Here is some boiler plate code that the problem started with. Nothing much to see here other than the types. It can be assuemd that box sizes are always positive, non-zero values. No tricks there.

from typing import List, Optional

class Point:
    def __init__(self, x: int, y: int):
        self.x: int = x
        self.y: int = y

    def __repr__(self):
        return f'({self.x}, {self.y})'

class Box:
    def __init__(self, width: int, height: int):
        self.width: int = width
        self.height: int = height

def pack_boxes(container: Box, boxes: List[Box]) -> List[Point]:
    raise NotImplementedError()

There isn't much to see above. You start with Box intances that have a width and height both being positive integers. You want to end up with Point instances that have an x and y representing the top-left corner of the packed box.

Below is a recursive solution that will pack boxes until a terminal state is reached. Notice that an extra method is defined to lazy-evaluate the points that fit. pack_boxes could be converted to a generator.

def pack_boxes(container: Box, boxes: List[Box]) -> List[Point]:

    # Define an extra methd to recursively pack and check the terminal condition
    def pack_box(x: int, y: int, max_width: int, boxes: List[Box]) -> Optional[Point]:
        # No boxes left to pack is a terminal state
        if len(boxes) == 0:
            return
        box = boxes[0]
        # Too wide means nothing can be done
        if box.width + x > container.width:
            return
        # Too tall for the container means nothing can be done
        if box.height > container.height:
            return
        # Too tall for remaining space means try to pack the same box again
        if box.height + y > container.height:
            for p in pack_box(x + max_width, 0, 0, boxes):
                yield p
        # Box fits, add it and try next
        else:
            max_width = max(max_width, box.width)
            yield Point(x, y)
            for p in pack_box(x, y + box.height, max(max_width, box.width), boxes[1:]):
                yield p

    # Make an in-memory list, but could convert this entire function to lazy evaluate
    return list(pack_box(0, 0, 0, boxes))

Above will generate output that matches the following, if you use the following doctest.

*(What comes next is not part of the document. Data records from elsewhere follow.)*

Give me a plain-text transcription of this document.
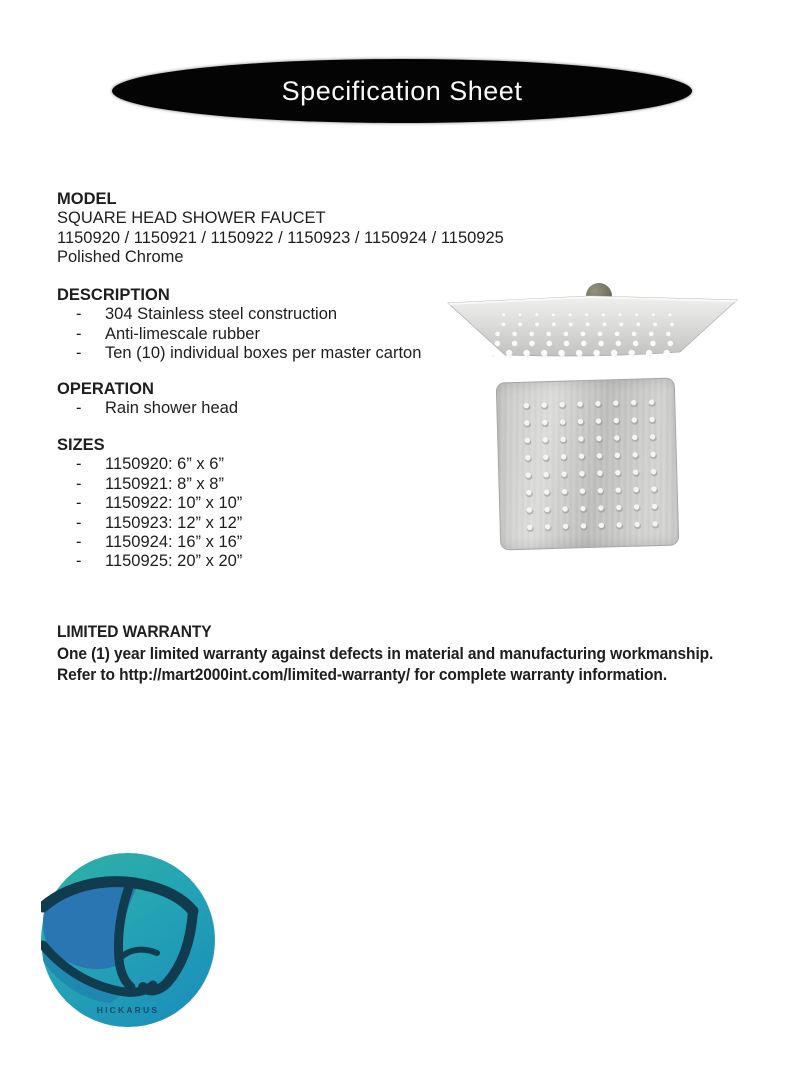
Specification Sheet
MODEL
SQUARE HEAD SHOWER FAUCET
1150920 / 1150921 / 1150922 / 1150923 / 1150924 / 1150925
Polished Chrome
DESCRIPTION
-	304 Stainless steel construction
-	Anti-limescale rubber
-	Ten (10) individual boxes per master carton
OPERATION
-	Rain shower head
SIZES
-	1150920: 6” x 6”
-	1150921: 8” x 8”
-	1150922: 10” x 10”
-	1150923: 12” x 12”
-	1150924: 16” x 16”
-	1150925: 20” x 20”
LIMITED WARRANTY
One (1) year limited warranty against defects in material and manufacturing workmanship.
Refer to http://mart2000int.com/limited-warranty/ for complete warranty information.
HICKARUS
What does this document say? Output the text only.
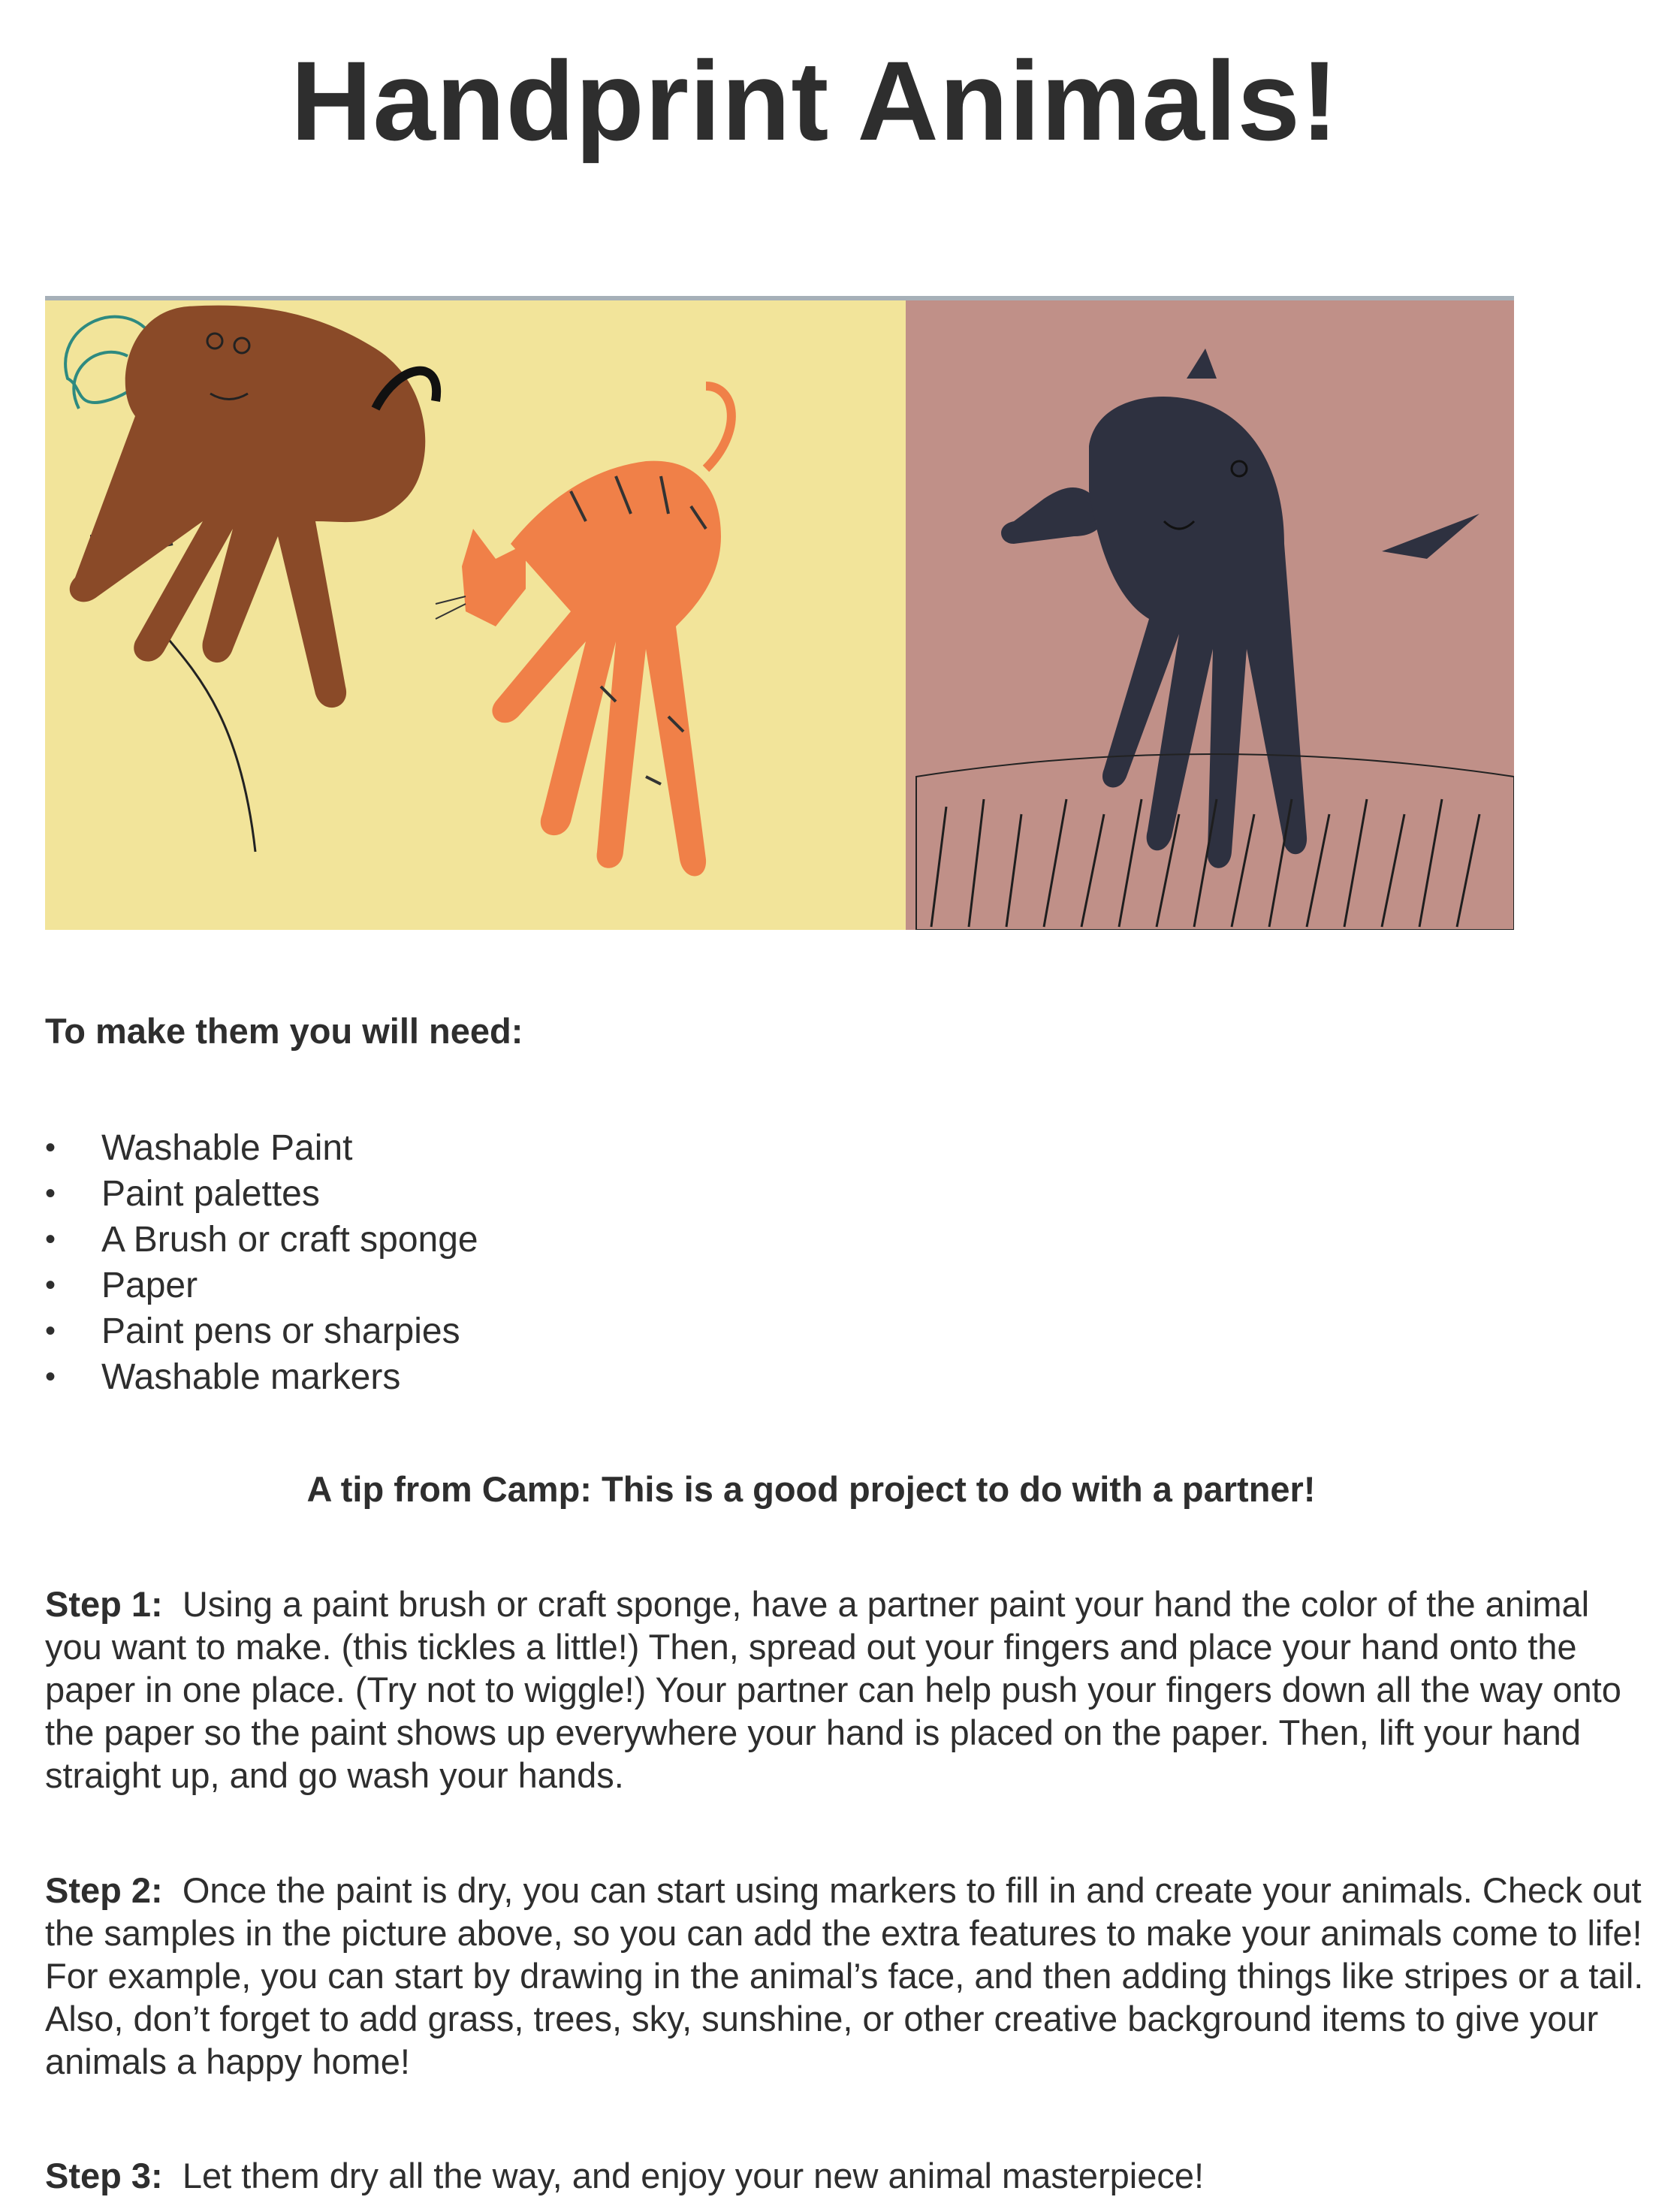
Handprint Animals!
To make them you will need:
• Washable Paint
• Paint palettes
• A Brush or craft sponge
• Paper
• Paint pens or sharpies
• Washable markers
A tip from Camp: This is a good project to do with a partner!
Step 1: Using a paint brush or craft sponge, have a partner paint your hand the color of the animal you want to make. (this tickles a little!) Then, spread out your fingers and place your hand onto the paper in one place. (Try not to wiggle!) Your partner can help push your fingers down all the way onto the paper so the paint shows up everywhere your hand is placed on the paper. Then, lift your hand straight up, and go wash your hands.
Step 2: Once the paint is dry, you can start using markers to fill in and create your animals. Check out the samples in the picture above, so you can add the extra features to make your animals come to life! For example, you can start by drawing in the animal’s face, and then adding things like stripes or a tail. Also, don’t forget to add grass, trees, sky, sunshine, or other creative background items to give your animals a happy home!
Step 3: Let them dry all the way, and enjoy your new animal masterpiece!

# Three boxes that fix in two columns
>>> pack_boxes(Box(10, 10), [Box(1, 5), Box(2, 5), Box(1, 1)])
[(0, 0), (0, 5), (2, 0)]

# Box is too wide
>>> pack_boxes(Box(10, 10), [Box(1, 11)])
[]

# Box is too tall
>>> pack_boxes(Box(10, 10), [Box(11, 1)])
[]

# One box fits and one doesn't
>>> pack_boxes(Box(10, 10), [Box(1, 1), Box(1, 11)])
[(0, 0)]

This solution uses stack-backed recursion, which means we'll be limited by the size of the stack or other language guardrails related to stack safety. In Python, this should mean we can't pack more than 1000 boxes since that is the default cutoff for methods on the stack. Python doesn't have tail call optimization. Even though calls that are using recursion here won't ever do more work, they still count toward the stack limit.

I'd argue that two helpful improvements should be made, if this algorithm was being used in production, potentially with lots of boxes to pack:

1. Convert the method to use the heap. Don't call pack_box recursively. Instead keep similar variables in the method's scope and have a loop over boxes that updates the variables accordingly.

2. Have pack_boxes be a generator and take a generator for getting boxes. That'd allow the code to return Point instances as they are calculated. It'd also switch to have max memory usage be tied to buffering all Box instances to just boxes needed per column (really Point instances calculated per column).

Both of the above likely don't matter for this example case, but they are interesting to discuss since the interviewer may want to know that you can reason about memory usage, know about lazy-evaluation, and also are aware of stack-vs-heap recursion.

Memory usage is simple for this one. It is O(n) where n is the number of Box instances passed in. The array is being sliced when passed to the recursion -- it'll not duplicate all the values in memory. Runtime is similar O(n) since we're looping over the list of boxes once.